Texas business owner accused of being Russian agent and selling $50MILLION in sensitive military technology

  • Alexander Fishenko is accused of using his Houston company, Arc Electronics, to circumvent export rules
  • Allegedly sent radar and surveillance systems, weapons guidance systems and detonation triggers s to Russia
  • Ten others who worked for Fishenko have also been indicted

A Texas businessman is accused of working as a Russian agent and selling $50million in sensitive military technology to the Russian government.

Alexander Fishenko and ten of his employees were indicted by federal prosecutors on Wednesday on charges they used a Houston-based company to funnel cutting-edge microelectronics out of the country.

Fishenko 46, is a Cold War-era story -- an immigrant from the former Soviet republic of Kazakhstan who worked for Soviet military intelligence in the 1980s.

Raid: Federal agents carried boxes out of Arc Electronics Inc in Houston on Wednesday as part of an investigation into the sale of sensitive military technology

Raid: Federal agents carried boxes out of Arc Electronics Inc in Houston on Wednesday as part of an investigation into the sale of sensitive military technology

He emigrated to the United States in 1994 and became a naturalized citizen in 2003.

For the last decade, prosecutors claim, he was operating his company, Arc Electronics Inc, as front to move radar and surveillance systems, weapons guidance systems, detonation triggers and other heavily-regulated technologies to Russia. 

He and ten others are accused of purposely evading strict export controls for cutting-edge microelectronics.

Fishenko is also charged with money laundering and operating inside the United States as an unregistered agent of the Russian government.

The name of Fishenko's attorney was not immediately available. His wife, Viktoria, who was identified as a co-owner of her husband's business but not charged, declined to comment Wednesday.

'I will speak when I know what's going on,' she said.

Hiding in plain sight: Arc Electronics, run by Kazakh-born Alexander Fishenko, hid in sight in an unmarked warehouse in Houston

Hiding in plain sight: Arc Electronics, run by Kazakh-born Alexander Fishenko, hid in sight in an unmarked warehouse in Houston

The indictment alleges that since October 2008, Fishenko and his co-defendants 'engaged in a surreptitious and systematic conspiracy' to obtain the highly regulated technology from U.S. makers and export them to Russia.

U.S. authorities say the microelectronics could have a wide range of military uses, including radar and surveillance systems, weapons guidance systems and detonation triggers.

They also say the charges come amid a modernization campaign by Russian military officials hungry for the restricted, American-made components.

'The defendants tried to take advantage of America's free markets to steal American technologies for the Russian government,' Loretta Lynch, U.S. Attorney in Brooklyn, said in a statement.

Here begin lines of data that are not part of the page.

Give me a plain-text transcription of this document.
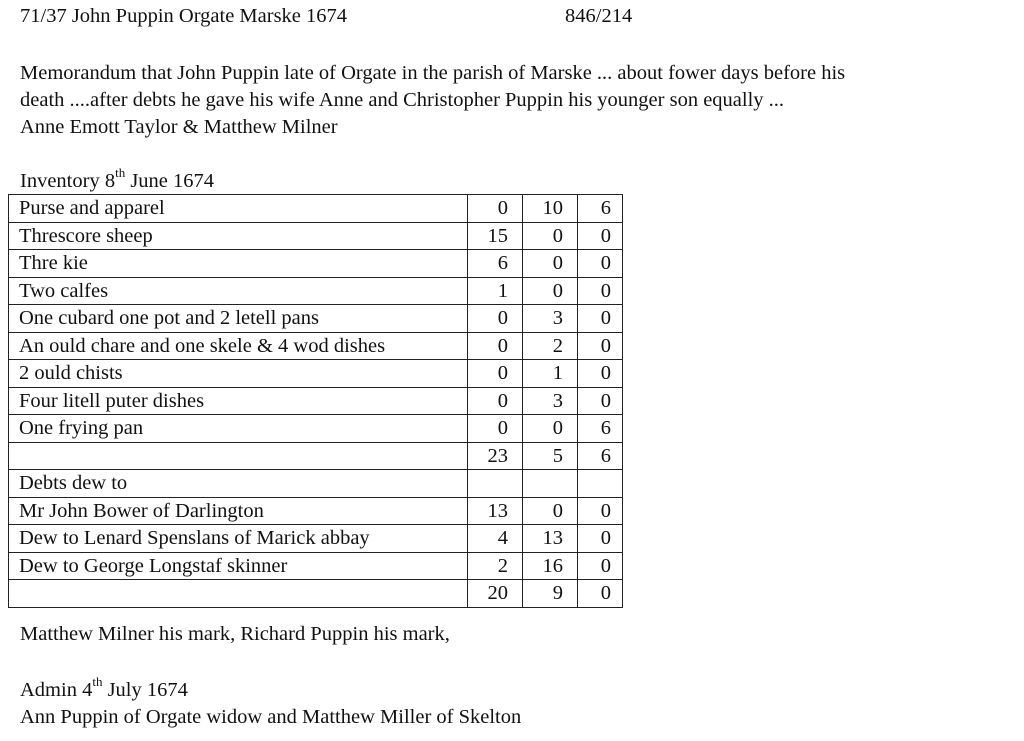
71/37 John Puppin Orgate Marske 1674	846/214
Memorandum that John Puppin late of Orgate in the parish of Marske ... about fower days before his
death ....after debts he gave his wife Anne and Christopher Puppin his younger son equally ...
Anne Emott Taylor & Matthew Milner
Inventory 8th June 1674
Purse and apparel	0	10	6
Threscore sheep	15	0	0
Thre kie	6	0	0
Two calfes	1	0	0
One cubard one pot and 2 letell pans	0	3	0
An ould chare and one skele & 4 wod dishes	0	2	0
2 ould chists	0	1	0
Four litell puter dishes	0	3	0
One frying pan	0	0	6
	23	5	6
Debts dew to			
Mr John Bower of Darlington	13	0	0
Dew to Lenard Spenslans of Marick abbay	4	13	0
Dew to George Longstaf skinner	2	16	0
	20	9	0
Matthew Milner his mark, Richard Puppin his mark,
Admin 4th July 1674
Ann Puppin of Orgate widow and Matthew Miller of Skelton
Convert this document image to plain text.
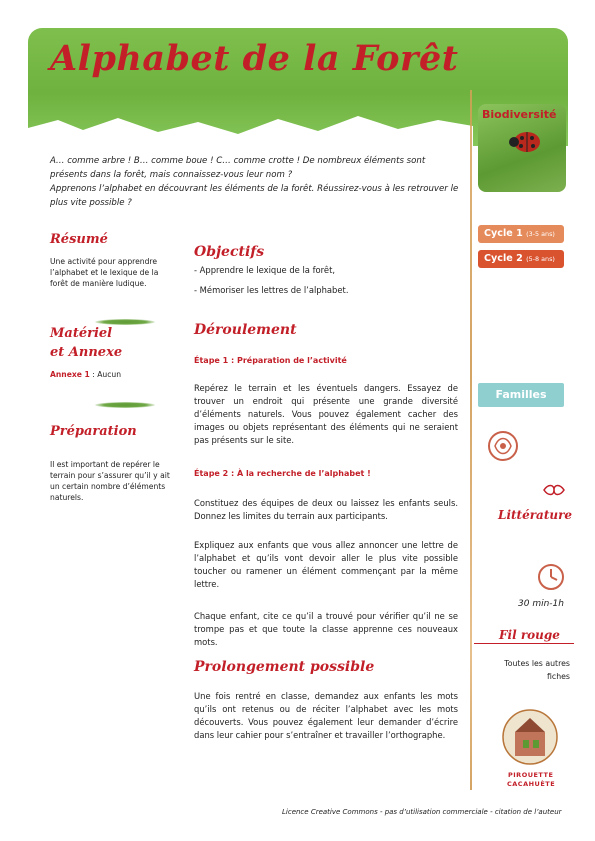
Alphabet de la Forêt

A… comme arbre ! B… comme boue ! C… comme crotte ! De nombreux éléments sont présents dans la forêt, mais connaissez-vous leur nom ?

Apprenons l’alphabet en découvrant les éléments de la forêt. Réussirez-vous à les retrouver le plus vite possible ?

Résumé
Une activité pour apprendre l’alphabet et le lexique de la forêt de manière ludique.
Matériel
et Annexe
Annexe 1 : Aucun
Préparation
Il est important de repérer le terrain pour s’assurer qu’il y ait un certain nombre d’éléments naturels.
Objectifs
- Apprendre le lexique de la forêt,
- Mémoriser les lettres de l’alphabet.
Déroulement
Étape 1 : Préparation de l’activité
Repérez le terrain et les éventuels dangers. Essayez de trouver un endroit qui présente une grande diversité d’éléments naturels. Vous pouvez également cacher des images ou objets représentant des éléments qui ne seraient pas présents sur le site.
Étape 2 : À la recherche de l’alphabet !
Constituez des équipes de deux ou laissez les enfants seuls. Donnez les limites du terrain aux participants.
Expliquez aux enfants que vous allez annoncer une lettre de l’alphabet et qu’ils vont devoir aller le plus vite possible toucher ou ramener un élément commençant par la même lettre.
Chaque enfant, cite ce qu’il a trouvé pour vérifier qu’il ne se trompe pas et que toute la classe apprenne ces nouveaux mots.
Prolongement possible
Une fois rentré en classe, demandez aux enfants les mots qu’ils ont retenus ou de réciter l’alphabet avec les mots découverts. Vous pouvez également leur demander d’écrire dans leur cahier pour s’entraîner et travailler l’orthographe.
Biodiversité
Cycle 1 (3-5 ans)
Cycle 2 (5-8 ans)
Familles
Littérature
30 min-1h
Fil rouge
Toutes les autres fiches
PIROUETTE
CACAHUÈTE
Licence Creative Commons - pas d’utilisation commerciale - citation de l’auteur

Stephen L Morris, head of the FBI office in Houston, called the charges an example of how some countries have sought to bypass export safeguards 'to improve their defense capabilities and to modernize weapons systems at the expense of U.S. taxpayers.'

According to court papers, Fishenko was born in the former Soviet Republic of Kazakhstan and graduated from a technical institute in St. Petersburg before coming to America in 1994.

Indictment: Fishenko was one of 11 people charged by federal prosecutors

Indictment: Fishenko was one of 11 people charged by federal prosecutors for allegedly evading US export rules

He holds U.S. and Russian passports and has frequently traveled overseas to do business, making tens of millions of dollars on exports, authorities said.

An analysis of Arc's accounting records showed a 'striking similarity between fluctuations in Arc's gross revenues and the Russian Federation's defense spending over the last several years,' the court papers say.

Investigators also recovered a letter to Arc from a Russian domestic intelligence agency lab complaining that microchips supplied by the company were defective, the papers add.

Phone calls and emails intercepted by U.S. investigators also 'constitute devastating evidence of Fishenko's illegal procurement for the Russian government,' the court papers say.

Prosecutors said the evidence revealed repeated attempts by Fishenko to cover his tracks. In one instance in March, he 'directed an employee of a Russian procurement firm to "make sure that our guys don't discuss extra information, such as this is for our military client,"' the papers say.

In an earlier conversation, Fishenko favorably referred to a business associate using 'a Russian colloquialism for "spy" or "secret agent,"' the papers add.

About a dozen FBI agents in Houston executed a search warrant on Wednesday at Fishenko's firm, an unmarked business located in an industrial area in southwest Houston.

They took at least 18 cardboard boxes of materials from inside the business to a large truck parked in an alley in the back of the business.

Under sentencing guidelines, Fishenko faces more than 12 years in prison if convicted on all charges.